Now when you hear the word marathon, you may think of Pheidipides running to warn the Athenians and then
dying; a false story, by the way. He actually ran to Sparta to try to enlist them in the war against Persia and ran
back and didn’t die doing it. He did claim to have seen the god Bacchus on the way back. I saw some strange
things on our run, but Win and I usually reserved Bacchus for AFTER the marathon.
You might think of some Kenyan running 26 consecutive five-minute miles through the streets of Boston. Well,
our marathons were not like that. First of all, that Kenyan was on his third beer before Win and I got halfway
through. We ran mostly trail marathons in places that mostly look like they dated back to Pheidipides day. I
mentioned Antarctica, my first run. Another of them, our longest, was called “the Bohemian Alps 50K” in
Nebraska. OK, there is just so much wrong with that.

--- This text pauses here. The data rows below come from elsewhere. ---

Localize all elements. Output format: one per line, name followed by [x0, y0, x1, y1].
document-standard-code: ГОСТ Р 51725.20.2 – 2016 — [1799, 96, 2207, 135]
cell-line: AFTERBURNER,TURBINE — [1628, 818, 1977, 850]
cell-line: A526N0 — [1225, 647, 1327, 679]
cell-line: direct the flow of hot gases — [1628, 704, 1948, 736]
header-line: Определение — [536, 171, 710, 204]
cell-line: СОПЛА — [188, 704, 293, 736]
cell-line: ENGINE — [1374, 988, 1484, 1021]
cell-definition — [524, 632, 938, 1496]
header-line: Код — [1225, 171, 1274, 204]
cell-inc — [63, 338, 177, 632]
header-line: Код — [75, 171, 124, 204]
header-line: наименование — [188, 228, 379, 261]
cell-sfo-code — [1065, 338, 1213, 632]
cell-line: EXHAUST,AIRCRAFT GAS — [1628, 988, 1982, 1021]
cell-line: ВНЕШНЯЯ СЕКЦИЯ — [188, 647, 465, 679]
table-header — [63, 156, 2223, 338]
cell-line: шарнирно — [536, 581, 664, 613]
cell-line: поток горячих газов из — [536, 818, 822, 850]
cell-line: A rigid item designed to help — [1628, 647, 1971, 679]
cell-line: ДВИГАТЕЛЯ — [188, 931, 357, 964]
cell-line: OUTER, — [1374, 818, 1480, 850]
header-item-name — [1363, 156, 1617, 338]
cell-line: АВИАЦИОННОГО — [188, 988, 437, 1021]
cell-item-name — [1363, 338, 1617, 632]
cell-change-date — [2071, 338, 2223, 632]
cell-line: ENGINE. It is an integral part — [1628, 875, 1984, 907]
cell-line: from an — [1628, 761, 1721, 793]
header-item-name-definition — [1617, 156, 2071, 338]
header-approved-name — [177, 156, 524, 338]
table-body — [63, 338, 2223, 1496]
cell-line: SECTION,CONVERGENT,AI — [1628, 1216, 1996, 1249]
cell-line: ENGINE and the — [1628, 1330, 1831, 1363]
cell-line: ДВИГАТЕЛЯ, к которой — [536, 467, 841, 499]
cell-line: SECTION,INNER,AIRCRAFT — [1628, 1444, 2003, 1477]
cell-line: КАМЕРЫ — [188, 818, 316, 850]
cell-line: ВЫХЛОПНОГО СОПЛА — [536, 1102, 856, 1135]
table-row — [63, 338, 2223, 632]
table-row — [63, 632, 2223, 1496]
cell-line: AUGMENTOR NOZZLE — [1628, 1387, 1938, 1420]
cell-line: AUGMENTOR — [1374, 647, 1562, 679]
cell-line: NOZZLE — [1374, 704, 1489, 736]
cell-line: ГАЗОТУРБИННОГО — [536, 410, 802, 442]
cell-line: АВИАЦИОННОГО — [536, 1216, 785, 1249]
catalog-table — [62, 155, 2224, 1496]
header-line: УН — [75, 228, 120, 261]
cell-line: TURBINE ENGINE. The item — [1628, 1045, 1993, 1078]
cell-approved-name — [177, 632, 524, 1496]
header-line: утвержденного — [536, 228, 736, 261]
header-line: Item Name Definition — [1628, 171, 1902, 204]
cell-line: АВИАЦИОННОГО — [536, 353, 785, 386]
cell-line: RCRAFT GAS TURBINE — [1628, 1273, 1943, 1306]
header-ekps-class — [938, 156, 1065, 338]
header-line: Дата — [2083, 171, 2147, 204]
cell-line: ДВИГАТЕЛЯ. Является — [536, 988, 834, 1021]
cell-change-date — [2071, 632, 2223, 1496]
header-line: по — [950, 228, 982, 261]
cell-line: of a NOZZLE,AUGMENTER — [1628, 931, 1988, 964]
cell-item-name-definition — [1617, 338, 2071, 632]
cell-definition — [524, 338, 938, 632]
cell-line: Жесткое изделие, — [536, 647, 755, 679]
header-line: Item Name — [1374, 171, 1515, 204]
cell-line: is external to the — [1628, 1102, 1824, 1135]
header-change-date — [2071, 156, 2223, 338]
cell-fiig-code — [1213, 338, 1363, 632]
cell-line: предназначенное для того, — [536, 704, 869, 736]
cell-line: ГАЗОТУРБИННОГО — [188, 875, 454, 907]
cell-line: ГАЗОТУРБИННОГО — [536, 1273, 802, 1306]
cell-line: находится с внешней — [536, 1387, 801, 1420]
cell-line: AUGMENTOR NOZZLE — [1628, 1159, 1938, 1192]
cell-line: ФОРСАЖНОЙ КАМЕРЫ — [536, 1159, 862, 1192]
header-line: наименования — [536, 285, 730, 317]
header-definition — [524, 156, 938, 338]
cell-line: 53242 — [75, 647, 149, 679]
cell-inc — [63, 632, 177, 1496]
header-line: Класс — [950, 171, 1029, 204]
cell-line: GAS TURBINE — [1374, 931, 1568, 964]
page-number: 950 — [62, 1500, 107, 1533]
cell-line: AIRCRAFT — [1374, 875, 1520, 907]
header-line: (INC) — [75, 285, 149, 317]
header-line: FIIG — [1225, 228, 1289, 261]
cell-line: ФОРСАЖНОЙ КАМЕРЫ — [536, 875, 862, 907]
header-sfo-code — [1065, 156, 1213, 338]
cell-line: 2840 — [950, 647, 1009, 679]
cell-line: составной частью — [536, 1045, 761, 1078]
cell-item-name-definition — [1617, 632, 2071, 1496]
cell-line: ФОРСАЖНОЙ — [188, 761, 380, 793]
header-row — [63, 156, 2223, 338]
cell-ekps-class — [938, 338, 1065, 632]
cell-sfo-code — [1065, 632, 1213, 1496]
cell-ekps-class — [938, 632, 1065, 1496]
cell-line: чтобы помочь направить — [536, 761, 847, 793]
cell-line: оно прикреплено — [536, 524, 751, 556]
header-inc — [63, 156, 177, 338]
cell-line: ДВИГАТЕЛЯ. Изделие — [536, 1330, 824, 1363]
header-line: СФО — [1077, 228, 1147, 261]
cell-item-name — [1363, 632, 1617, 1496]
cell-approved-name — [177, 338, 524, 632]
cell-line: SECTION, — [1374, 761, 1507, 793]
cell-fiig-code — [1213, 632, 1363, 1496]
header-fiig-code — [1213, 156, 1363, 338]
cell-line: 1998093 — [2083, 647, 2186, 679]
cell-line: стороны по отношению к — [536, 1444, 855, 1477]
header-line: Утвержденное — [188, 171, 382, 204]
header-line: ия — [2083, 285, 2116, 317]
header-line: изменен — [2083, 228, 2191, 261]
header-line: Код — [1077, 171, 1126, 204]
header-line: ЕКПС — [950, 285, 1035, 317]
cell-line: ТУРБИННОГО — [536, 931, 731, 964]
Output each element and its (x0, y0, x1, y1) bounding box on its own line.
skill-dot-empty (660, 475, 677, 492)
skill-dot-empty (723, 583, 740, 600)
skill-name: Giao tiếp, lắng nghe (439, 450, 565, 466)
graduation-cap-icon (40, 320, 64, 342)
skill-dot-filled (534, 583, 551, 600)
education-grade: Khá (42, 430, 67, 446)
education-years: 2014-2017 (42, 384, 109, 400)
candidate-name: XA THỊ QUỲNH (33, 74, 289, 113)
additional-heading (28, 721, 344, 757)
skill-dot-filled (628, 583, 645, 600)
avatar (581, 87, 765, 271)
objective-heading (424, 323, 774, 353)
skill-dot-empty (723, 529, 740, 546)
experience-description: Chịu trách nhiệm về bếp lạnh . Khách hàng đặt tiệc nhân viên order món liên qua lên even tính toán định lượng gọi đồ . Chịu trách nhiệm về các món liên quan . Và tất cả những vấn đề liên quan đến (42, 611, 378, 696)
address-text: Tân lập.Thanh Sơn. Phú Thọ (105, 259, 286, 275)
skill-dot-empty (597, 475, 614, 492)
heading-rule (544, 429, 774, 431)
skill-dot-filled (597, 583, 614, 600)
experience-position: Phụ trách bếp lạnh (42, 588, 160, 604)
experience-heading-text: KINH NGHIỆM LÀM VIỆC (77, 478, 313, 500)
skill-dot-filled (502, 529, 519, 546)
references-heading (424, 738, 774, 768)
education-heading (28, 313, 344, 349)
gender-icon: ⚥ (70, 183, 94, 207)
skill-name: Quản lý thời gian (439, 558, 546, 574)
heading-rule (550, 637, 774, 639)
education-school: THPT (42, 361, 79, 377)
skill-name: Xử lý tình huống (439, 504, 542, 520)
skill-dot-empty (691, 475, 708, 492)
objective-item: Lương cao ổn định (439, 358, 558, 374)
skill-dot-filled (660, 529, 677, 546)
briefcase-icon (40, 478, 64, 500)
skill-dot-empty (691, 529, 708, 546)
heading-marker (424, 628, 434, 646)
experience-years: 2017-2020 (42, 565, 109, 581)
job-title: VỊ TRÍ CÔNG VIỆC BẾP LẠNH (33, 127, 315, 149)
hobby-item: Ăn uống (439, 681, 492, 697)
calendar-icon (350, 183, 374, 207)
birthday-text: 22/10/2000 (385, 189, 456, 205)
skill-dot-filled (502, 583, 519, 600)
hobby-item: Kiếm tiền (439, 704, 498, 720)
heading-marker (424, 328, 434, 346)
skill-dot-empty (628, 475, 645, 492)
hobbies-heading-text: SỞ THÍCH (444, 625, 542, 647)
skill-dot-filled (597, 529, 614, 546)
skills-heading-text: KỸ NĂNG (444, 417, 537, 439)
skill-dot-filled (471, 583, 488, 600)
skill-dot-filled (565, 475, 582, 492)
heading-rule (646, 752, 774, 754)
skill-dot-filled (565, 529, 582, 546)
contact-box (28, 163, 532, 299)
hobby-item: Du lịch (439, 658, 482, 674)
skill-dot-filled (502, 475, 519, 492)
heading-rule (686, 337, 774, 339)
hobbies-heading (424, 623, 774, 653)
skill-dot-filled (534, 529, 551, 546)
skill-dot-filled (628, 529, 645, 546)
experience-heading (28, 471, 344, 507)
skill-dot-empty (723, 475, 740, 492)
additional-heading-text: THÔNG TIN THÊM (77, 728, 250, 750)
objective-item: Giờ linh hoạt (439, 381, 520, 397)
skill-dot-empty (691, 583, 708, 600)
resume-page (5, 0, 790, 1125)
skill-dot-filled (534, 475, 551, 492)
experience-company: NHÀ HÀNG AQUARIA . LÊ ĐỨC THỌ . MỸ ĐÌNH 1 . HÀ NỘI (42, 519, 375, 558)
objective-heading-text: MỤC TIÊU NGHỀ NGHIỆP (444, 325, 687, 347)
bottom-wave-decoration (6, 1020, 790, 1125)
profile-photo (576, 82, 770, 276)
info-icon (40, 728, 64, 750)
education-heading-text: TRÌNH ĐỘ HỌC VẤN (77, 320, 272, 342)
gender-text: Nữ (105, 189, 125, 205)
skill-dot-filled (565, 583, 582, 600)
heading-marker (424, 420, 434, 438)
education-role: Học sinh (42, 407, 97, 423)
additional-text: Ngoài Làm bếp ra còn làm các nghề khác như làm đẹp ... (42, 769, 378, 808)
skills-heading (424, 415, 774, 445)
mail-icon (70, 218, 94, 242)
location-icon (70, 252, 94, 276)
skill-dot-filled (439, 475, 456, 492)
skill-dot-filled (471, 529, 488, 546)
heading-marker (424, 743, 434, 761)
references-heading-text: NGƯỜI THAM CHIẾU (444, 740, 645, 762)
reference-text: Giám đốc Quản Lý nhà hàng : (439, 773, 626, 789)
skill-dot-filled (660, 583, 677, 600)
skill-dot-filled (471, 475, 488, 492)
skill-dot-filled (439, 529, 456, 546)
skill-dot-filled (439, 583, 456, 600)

There aren’t any Alps in Nebraska, there aren’t any
bohemians either, and the run was more than a bit longer than 50K. Instructions to the start said, “Starts at the
run master’s house which is the house 300 yards east of the water tower”. Which gives you some idea of the
The best, I think both of us would agree, was a run through hell. Literally, “Dances with Dirt” in Hell Michigan. The
worst, without question, is one Chris Apel knows well about. “Loving the Hills” in Kentucky was much more like hell
than Michigan was – a kind of hell frozen over (as in “I’ll run a marathon when hell freezes over”. 50K race, 14,000
feet of ups and downs (and nothing of level!), inch of snow on dead leaves and a peak temperature of 23 degrees.
As you may have noticed, Win was infectious. I am at 27 states and three continents and still plugging away, but a
friend of mine who ran his first with me last month wanted me to tell you that Win, whom he never met, was still
having influence, still getting people to run marathons. Win and I got to see parts of the country no one gets to
see. And because this usually involved long drives from the nearest airport and slow runs, we had plenty of time to
talk. One of the things we talked about was our faith. Win was a better runner than I am, and a better man, but in
those runs his infectious faith strengthened mine.
Of course I had seen what most of you had not seen – I knew Win both before and after he became a Christian.
And the transition from normal teenager to Christian man was amazing. I know you are supposed to say how
wonderful the deceased are, but in this case in particular I know it to be true. If there was one lesson I learned
from Win in running and in life, it was “Just keep at it”. Because he was a better runner, Win would often hold
back, encouraging me, helping me finish well. Sometimes I felt, particularly in this last year that Win was holding
back completing another race so he could urge those of us who needed it on toward the goal. Win was a good
man, as everyone has said. But he was not the kind of good man who made you feel inferior or unclean. He was
the kind of good that drew you – that drew me – to be better than I was, to see in him the light of Christ more
brightly, the face of our Savior reflected in his face when I could not see it in my own.
Today Win can say with St Peter:
“I have fought the good fight, I have finished the race, I have kept the faith. 8 Now there is in store for me the
crown of righteousness, which the Lord, the righteous Judge, will award to me on that day—and not only to me,
but also to all who have longed for his appearing”.